Because Yom HaShoah is the pain and tragedy of my family.

Personally, I was extraordinarily fortunate. My entire family had come from Eastern Europe to America before the German people elected a demon who would lead them into hell.

But on Yom HaShoah, every mother ripped from her child was my mother; every father who grew weak before his son was my father; every brother sent to the showers was my brother...every wife who stood naked in the cold was my wife;...and every child....

I cannot utter the words--my heart breaks...and I am filled with tears.

I stand with the Jewish People on Yom HaShoah because the Churban is the tragedy of my family. This is my family's pain. This is my pain.

I could not be with the mothers and fathers, the brothers and sisters, the children in their darkest night.

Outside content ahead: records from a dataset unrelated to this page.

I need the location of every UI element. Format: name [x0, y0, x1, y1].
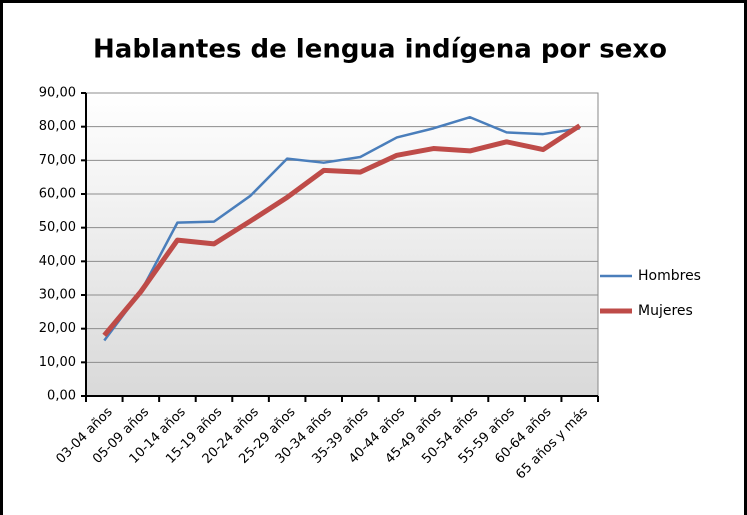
y-tick-label: 80,00 — [39, 119, 76, 134]
y-tick-label: 40,00 — [39, 254, 76, 269]
y-tick-label: 50,00 — [39, 220, 76, 235]
y-tick-label: 90,00 — [39, 86, 76, 101]
legend-label: Mujeres — [638, 303, 693, 319]
chart-title: Hablantes de lengua indígena por sexo — [93, 35, 667, 65]
legend-label: Hombres — [638, 268, 701, 284]
series-line — [102, 123, 582, 338]
y-tick-label: 30,00 — [39, 288, 76, 303]
y-tick-label: 10,00 — [39, 355, 76, 370]
series-line — [103, 115, 580, 342]
y-tick-label: 0,00 — [47, 389, 76, 404]
plot-area — [85, 92, 599, 397]
y-tick-label: 60,00 — [39, 187, 76, 202]
y-tick-label: 70,00 — [39, 153, 76, 168]
y-tick-label: 20,00 — [39, 321, 76, 336]
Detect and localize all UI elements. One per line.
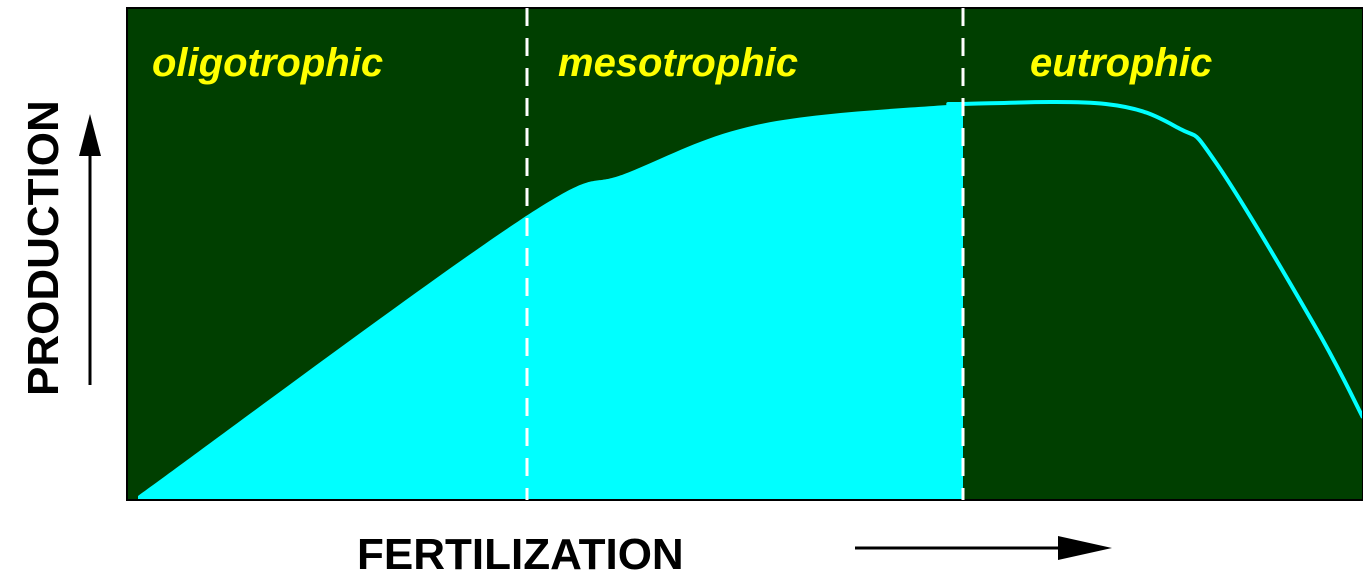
x-axis-label: FERTILIZATION bbox=[357, 530, 684, 574]
y-axis-arrow-icon bbox=[79, 114, 101, 385]
zone-label-oligotrophic: oligotrophic bbox=[152, 41, 383, 85]
plot-frame bbox=[126, 7, 1363, 501]
zone-label-mesotrophic: mesotrophic bbox=[558, 41, 798, 85]
zone-label-eutrophic: eutrophic bbox=[1030, 41, 1212, 85]
production-curve bbox=[946, 100, 1363, 419]
y-axis-label: PRODUCTION bbox=[19, 100, 68, 396]
production-area bbox=[138, 102, 976, 500]
x-axis-arrow-icon bbox=[855, 536, 1112, 560]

I will not let them be alone on Yom HaShoah.

I will remember them. I will honor them. I will cherish them.

And if there is any Survivor attending a Yom HaShoah commemoration I attend, I will do my very, very best to comfort them--now.

And that is why I always am glad that I attend Yom HaShoah commemorations.

To be sure, Jewish "pain" is not qualitatively more excruciating than the pain endured by any other people. Yom HaShaoh is not about the "supremacy" of "Jewish suffering." But to the Jewish People, the Holocaust is the greatest inhumanity our people has ever known or witnessed; it may well be the greatest inhumanity ever perpetrated on another people.

Yom HaShaoh, then, is simply a moment when today's Jewish community stands with all those who perished in the flame.

Yom HaShoah is just being with the Six Million--in sacred, reverent, silent memory.

For on Yom HaShoah, we can do no more for our precious family members who lived the Night; and we will do no less.